Senza l’euro, calcolano i ricercatori del Cep, il Pil di Roma sarebbe stato più alto di 530 miliardi di euro, che corrisponde a 8.756 euro pro capite. Anche in Francia l’euro ha comportato significative perdite di benessere per 374 miliardi di euro complessivi, che corrispondono a 5.570 euro pro capite.

bandiera_germania_europa-586x439Ciò che si deduce dallo studio in esame, quindi, è che la Germania a essere la nazione che abbia maggiormente tratto vantaggio dalla sua appartenenza all’Eurozona. Ogni anno, infatti, esclusi il 2004 e il 2005, la sua ricchezza è aumentata e i profitti maggiori si sono dispiegati soprattutto durante la crisi del 2011. Quanto all’Italia, lo studio afferma che «in nessun altro Paese tra quelli esaminati l’euro ha portato a perdite così elevate di prosperità».

Questo perché «l’Italia non ha ancora trovato un modo per diventare competitiva all’interno dell’eurozona», poiché mentre «nei decenni prima dell’introduzione dell’euro, l’Italia svalutava regolarmente la propria valuta con questo scopo», successivamente all’avvento dell’euro non è stato più possibile. Bisogna precisare, però, che lo studio del Cep ha innescato un animato dibattito tra economisti e provocato molte reazioni anche politiche, così come è stato bersaglio di critiche di molti economisti per la metodologia utilizzata del controllo sintetico.

In sintesi, la metodologia fa ricorso a un campione di Paesi che non fanno parte dell’Eurozona, con un trend di crescita simile a quella dell’Italia (o di altri Stati analizzati), prima che questi aderissero alla moneta unica. Da ciò se ne ricava una media ponderata dei cosiddetti donors e si utilizza come sintesi dell’Italia senza l’euro. Il controfattuale non tiene, però, conto di altri fattori che possono impattare sull’economia di un paese, sostengono i critici.

Se cambia, infatti, la scelta del gruppo di controllo, da cui dipende il risultato e che varia da nazione a nazione, dando un diverso peso dei donors, i risultati potrebbero essere diversi per cui l’Italia sembra guadagnare dall’euro, mentre la Germania ne soffre. Sicuramente i metodi statistici sono attrezzi utili, ma dipendono dall’uso che se ne vuol fare: per questo è necessario sempre valutare l’analisi non in senso unilaterale, ma complessivo rispetto alla metodologia utilizzata quando si commentano i risultati.

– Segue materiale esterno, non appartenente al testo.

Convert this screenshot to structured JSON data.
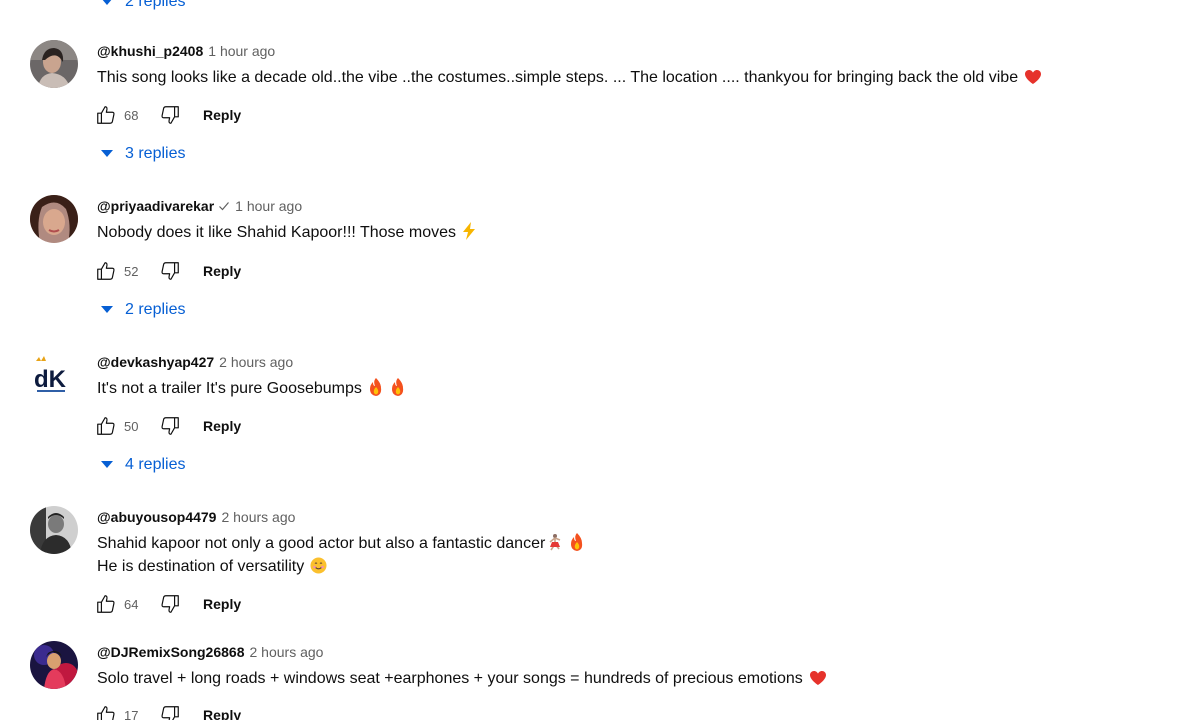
{
  "top_replies": {
    "label": "2 replies"
  },
  "comments": [
    {
      "author": "@khushi_p2408",
      "verified": false,
      "time": "1 hour ago",
      "lines": [
        "This song looks like a decade old..the vibe ..the costumes..simple steps. ... The location .... thankyou for bringing back the old vibe"
      ],
      "likes": "68",
      "reply_label": "Reply",
      "replies_label": "3 replies"
    },
    {
      "author": "@priyaadivarekar",
      "verified": true,
      "time": "1 hour ago",
      "lines": [
        "Nobody does it like Shahid Kapoor!!! Those moves"
      ],
      "likes": "52",
      "reply_label": "Reply",
      "replies_label": "2 replies"
    },
    {
      "author": "@devkashyap427",
      "verified": false,
      "time": "2 hours ago",
      "lines": [
        "It's not a trailer It's pure Goosebumps"
      ],
      "likes": "50",
      "reply_label": "Reply",
      "replies_label": "4 replies",
      "avatar_text": "dK"
    },
    {
      "author": "@abuyousop4479",
      "verified": false,
      "time": "2 hours ago",
      "lines": [
        "Shahid kapoor not only a good actor but also a fantastic dancer",
        "He is destination of versatility"
      ],
      "likes": "64",
      "reply_label": "Reply"
    },
    {
      "author": "@DJRemixSong26868",
      "verified": false,
      "time": "2 hours ago",
      "lines": [
        "Solo travel + long roads + windows seat +earphones + your songs = hundreds of precious emotions"
      ],
      "likes": "17",
      "reply_label": "Reply"
    }
  ],
  "icons": {
    "like": "thumbs-up-outline-icon",
    "dislike": "thumbs-down-outline-icon",
    "expand": "caret-down-icon",
    "verified": "checkmark-icon",
    "heart": "red-heart-emoji",
    "bolt": "high-voltage-emoji",
    "fire": "fire-emoji",
    "smile": "smiling-face-emoji",
    "dancer": "dancer-emoji"
  },
  "colors": {
    "link_blue": "#065fd4",
    "secondary_text": "#606060",
    "primary_text": "#0f0f0f"
  }
}
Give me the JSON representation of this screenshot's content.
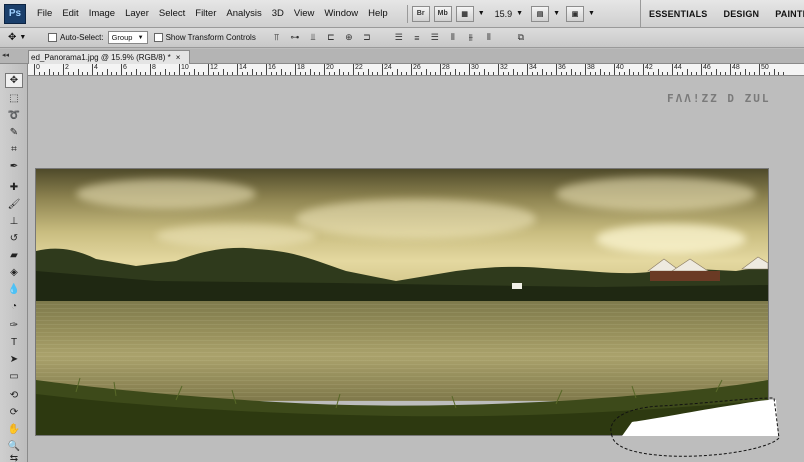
{
  "menubar": {
    "logo": "Ps",
    "items": [
      "File",
      "Edit",
      "Image",
      "Layer",
      "Select",
      "Filter",
      "Analysis",
      "3D",
      "View",
      "Window",
      "Help"
    ],
    "bridge_label": "Br",
    "minibridge_label": "Mb",
    "zoom": "15.9",
    "workspaces": [
      "ESSENTIALS",
      "DESIGN",
      "PAINTING"
    ]
  },
  "options": {
    "auto_select_label": "Auto-Select:",
    "auto_select_value": "Group",
    "show_transform_label": "Show Transform Controls"
  },
  "document": {
    "tab_title": "ed_Panorama1.jpg @ 15.9% (RGB/8) *",
    "close": "×"
  },
  "ruler": {
    "labels": [
      "0",
      "2",
      "4",
      "6",
      "8",
      "10",
      "12",
      "14",
      "16",
      "18",
      "20",
      "22",
      "24",
      "26",
      "28",
      "30",
      "32",
      "34",
      "36",
      "38",
      "40",
      "42",
      "44",
      "46",
      "48",
      "50"
    ]
  },
  "watermark": "FΛΛ!ZZ D ZUL",
  "colors": {
    "accent": "#1b3f6b",
    "chrome": "#d6d6d6",
    "canvas_bg": "#bdbdbd"
  }
}
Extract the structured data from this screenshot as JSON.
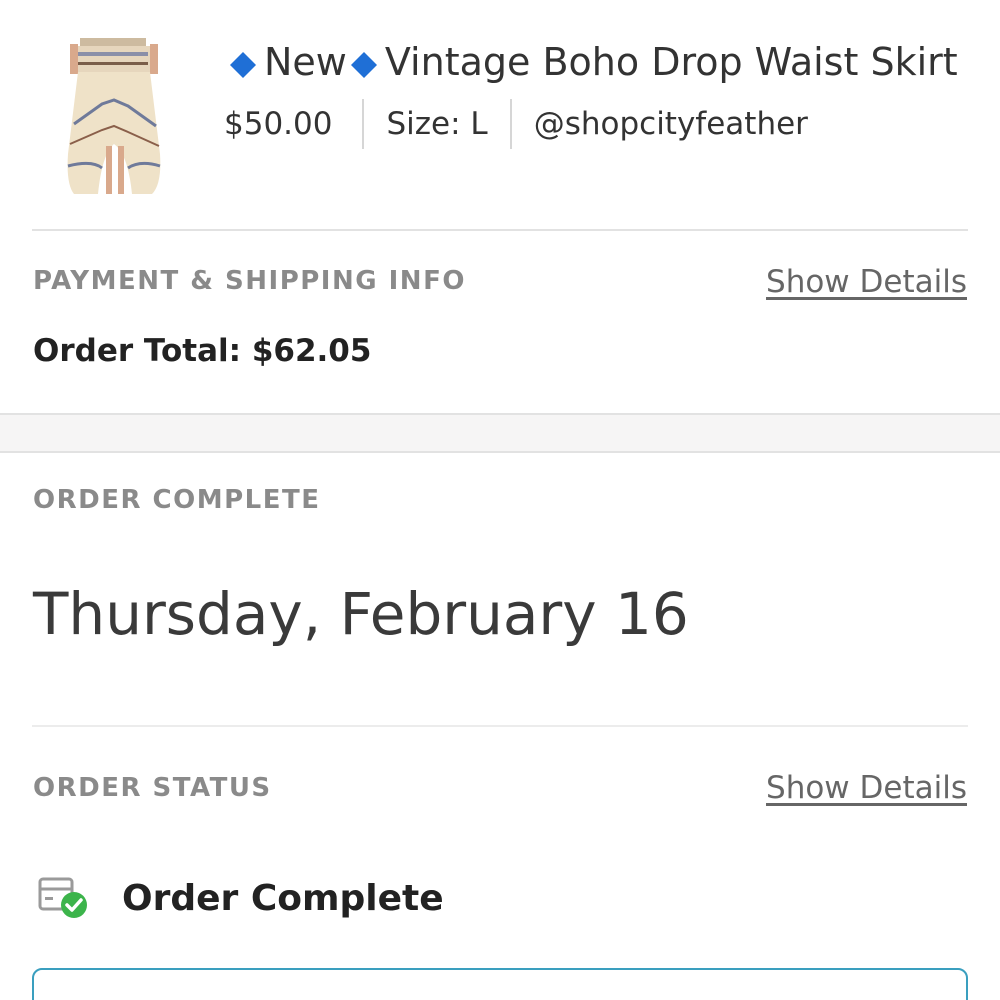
{
  "product": {
    "title_new": "New",
    "title_name": "Vintage Boho Drop Waist Skirt",
    "price": "$50.00",
    "size": "Size: L",
    "seller": "@shopcityfeather",
    "image_icon": "skirt-photo"
  },
  "payment": {
    "section_label": "PAYMENT & SHIPPING INFO",
    "details_link": "Show Details",
    "order_total": "Order Total: $62.05"
  },
  "order_complete": {
    "section_label": "ORDER COMPLETE",
    "date": "Thursday, February 16"
  },
  "order_status": {
    "section_label": "ORDER STATUS",
    "details_link": "Show Details",
    "status_text": "Order Complete",
    "status_icon": "package-check-icon"
  },
  "colors": {
    "diamond": "#1f6fd6",
    "check": "#3cb44b",
    "box_border": "#3a9fbf"
  }
}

In conclusione, il Cep, difendendo il suo studio secondo cui «i risultati non dimostrano che per un Paese dell’Eurozona sarebbe meglio uscire dalla moneta unica», mette in evidenza la necessità di «attuare le riforme per aumentare la competitività». Questo perché un’uscita dall’euro sarebbe seguita da «rischi ingestibili». Sono necessari, quindi, interventi strutturali perché le regole sono la chiave e non la moneta, in quanto un’unione monetaria senza una base politica, che ne definisce le regole per tutti, è come avere la Ferrari con il motore della 500.